Early medieval England thus witnessed a golden age of cereal farming - but when, where and how were the crucial developments achieved?

FEEDSAX was an ERC-funded research project between the University of Oxford and between 2017 and 2022, which generated new evidence to address these age-old questions by using new methods of analysing bioarchaeological data such as preserved medieval seeds, animal bones and pollen.

The project digital archive has now been published open access via ADS and a list of the project publications can be accessed here.

Cultural and Scientific Perceptions of Human-Chicken Interactions (2014-2017)

bone research

Leicester, in partnership with Bournemouth, Durham, Nottingham, York and Roehampton were awarded £1.94 million from the AHRC in 2014 to pursue a large grant research project, entitled 'Cultural and Scientific Perceptions of Human-Chicken Interactions'.

The chicken is native to Southeast Asia but over the last 8,000 years it has been transported by people around the world - no other livestock species is so widely established: today there are over 20 billion worldwide. The chicken's eastward spread from Asia to the Americas has been the subject of many studies; however, its diffusion to the West has received much less attention.

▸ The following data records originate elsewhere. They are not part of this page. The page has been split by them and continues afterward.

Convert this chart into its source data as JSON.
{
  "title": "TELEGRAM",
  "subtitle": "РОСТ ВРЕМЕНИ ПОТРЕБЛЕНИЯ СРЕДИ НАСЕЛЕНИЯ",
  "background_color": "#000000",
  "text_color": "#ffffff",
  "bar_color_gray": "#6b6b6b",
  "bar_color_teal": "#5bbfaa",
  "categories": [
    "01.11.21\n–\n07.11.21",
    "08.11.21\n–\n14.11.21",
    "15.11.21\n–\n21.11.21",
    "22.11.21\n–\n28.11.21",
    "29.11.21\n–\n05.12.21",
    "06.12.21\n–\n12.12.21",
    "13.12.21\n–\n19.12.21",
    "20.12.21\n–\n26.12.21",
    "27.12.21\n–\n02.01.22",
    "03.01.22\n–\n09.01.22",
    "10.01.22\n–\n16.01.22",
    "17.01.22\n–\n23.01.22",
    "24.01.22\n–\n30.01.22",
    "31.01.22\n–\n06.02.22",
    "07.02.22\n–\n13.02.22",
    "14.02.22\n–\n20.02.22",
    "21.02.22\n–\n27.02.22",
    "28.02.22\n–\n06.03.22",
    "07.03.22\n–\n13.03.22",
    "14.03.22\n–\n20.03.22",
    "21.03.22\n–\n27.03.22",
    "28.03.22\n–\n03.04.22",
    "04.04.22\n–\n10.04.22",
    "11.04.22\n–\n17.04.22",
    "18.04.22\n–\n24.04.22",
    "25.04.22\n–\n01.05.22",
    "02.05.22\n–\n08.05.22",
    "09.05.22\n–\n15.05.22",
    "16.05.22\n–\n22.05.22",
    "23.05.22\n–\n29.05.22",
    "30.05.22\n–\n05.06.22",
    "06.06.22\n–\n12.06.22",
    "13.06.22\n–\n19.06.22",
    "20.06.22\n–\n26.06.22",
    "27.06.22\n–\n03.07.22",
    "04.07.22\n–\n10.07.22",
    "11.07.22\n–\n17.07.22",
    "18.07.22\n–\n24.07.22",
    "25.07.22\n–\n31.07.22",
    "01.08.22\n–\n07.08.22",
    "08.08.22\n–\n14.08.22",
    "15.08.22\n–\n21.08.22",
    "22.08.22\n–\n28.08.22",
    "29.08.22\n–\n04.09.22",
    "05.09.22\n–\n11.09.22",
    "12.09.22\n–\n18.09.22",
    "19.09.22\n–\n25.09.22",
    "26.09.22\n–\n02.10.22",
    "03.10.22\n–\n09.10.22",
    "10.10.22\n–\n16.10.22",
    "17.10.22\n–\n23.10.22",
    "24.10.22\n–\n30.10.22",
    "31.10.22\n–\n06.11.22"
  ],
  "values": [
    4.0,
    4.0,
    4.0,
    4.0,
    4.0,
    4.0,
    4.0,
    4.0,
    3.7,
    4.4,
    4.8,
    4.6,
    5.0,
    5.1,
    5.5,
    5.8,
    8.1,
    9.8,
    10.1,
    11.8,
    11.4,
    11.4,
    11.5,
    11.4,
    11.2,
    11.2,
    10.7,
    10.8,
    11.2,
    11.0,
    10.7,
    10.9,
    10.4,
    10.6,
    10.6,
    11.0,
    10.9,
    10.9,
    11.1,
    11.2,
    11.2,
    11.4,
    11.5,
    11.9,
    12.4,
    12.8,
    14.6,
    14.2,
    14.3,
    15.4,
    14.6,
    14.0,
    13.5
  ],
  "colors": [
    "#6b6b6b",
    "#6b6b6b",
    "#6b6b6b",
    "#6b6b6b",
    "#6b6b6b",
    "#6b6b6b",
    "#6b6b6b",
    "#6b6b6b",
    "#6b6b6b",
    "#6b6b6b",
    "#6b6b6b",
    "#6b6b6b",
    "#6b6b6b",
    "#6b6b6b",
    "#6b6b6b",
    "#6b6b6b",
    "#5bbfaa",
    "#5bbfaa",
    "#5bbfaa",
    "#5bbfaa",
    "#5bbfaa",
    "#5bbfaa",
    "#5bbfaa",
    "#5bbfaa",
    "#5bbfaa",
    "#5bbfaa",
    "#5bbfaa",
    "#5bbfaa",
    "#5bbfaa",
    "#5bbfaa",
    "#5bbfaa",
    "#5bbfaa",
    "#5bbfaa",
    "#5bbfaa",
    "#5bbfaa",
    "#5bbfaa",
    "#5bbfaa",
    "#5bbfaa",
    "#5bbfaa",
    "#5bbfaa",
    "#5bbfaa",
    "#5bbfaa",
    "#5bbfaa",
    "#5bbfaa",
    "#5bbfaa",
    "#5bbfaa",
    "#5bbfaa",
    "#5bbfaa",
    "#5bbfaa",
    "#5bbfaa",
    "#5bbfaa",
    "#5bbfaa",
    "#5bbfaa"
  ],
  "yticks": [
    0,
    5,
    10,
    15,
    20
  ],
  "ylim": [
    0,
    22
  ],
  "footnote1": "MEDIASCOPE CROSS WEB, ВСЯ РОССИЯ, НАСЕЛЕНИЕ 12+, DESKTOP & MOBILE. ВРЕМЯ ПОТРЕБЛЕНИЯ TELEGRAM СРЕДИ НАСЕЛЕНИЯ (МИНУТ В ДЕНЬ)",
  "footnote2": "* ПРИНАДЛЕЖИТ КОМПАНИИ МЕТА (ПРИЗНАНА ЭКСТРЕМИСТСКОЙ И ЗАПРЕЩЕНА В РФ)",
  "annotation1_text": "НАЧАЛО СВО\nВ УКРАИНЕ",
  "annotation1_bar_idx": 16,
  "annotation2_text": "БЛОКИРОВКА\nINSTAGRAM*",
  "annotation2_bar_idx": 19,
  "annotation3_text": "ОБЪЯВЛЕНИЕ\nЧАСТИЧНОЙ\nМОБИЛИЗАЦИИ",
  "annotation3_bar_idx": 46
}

There have been a few small-scale surveys documenting the spread of chickens across Europe but there has been no comprehensive review about the rapidity of the spread and its cultural and environmental impacts. No ancient (and little modern) DNA work has been published for European chickens, nor have there been any isotopic studies focused specifically upon their diets or whether they were bred locally or traded. 

Given the social and cultural significance of this species (whether as a provider of meat, eggs or feathers, its widespread use in cockfighting or its association with ritual, magic and medicine), a detailed analysis of the natural and cultural history of chickens in Europe is long overdue and this has genuine potential to provide cultural data of the highest quality and relevance for a range of disciplines and audiences.

To realise this potential and elucidate the circumstances and meaning of the westward spread of the chicken from the late prehistoric period to modern times a trans-disciplinary team - composed of experts in European archaeology, anthropology, genetics, zooarchaeology, and other branches of archaeological science - will integrate the evidence from their specialist studies.

Leicester research arising from this project includes a study exploring the potential of separating chicken.

Tracking domestic livestock ‘improvement’ in London (AD 1300-1800)

A City of London Archaeological Trust funded project, undertaken by Richard Thomas, Matilda Holmes, and James Morris (UCLAN), explored size and shape change in domestic livestock in London. The first paper arising from this research, examined size change in cattle, sheep, pig and chicken, and was published in the Journal of Archaeological Science. The project team followed this up with a study of size changes in medieval and post-medieval horse published in the Journal of Post Medieval Archaeology.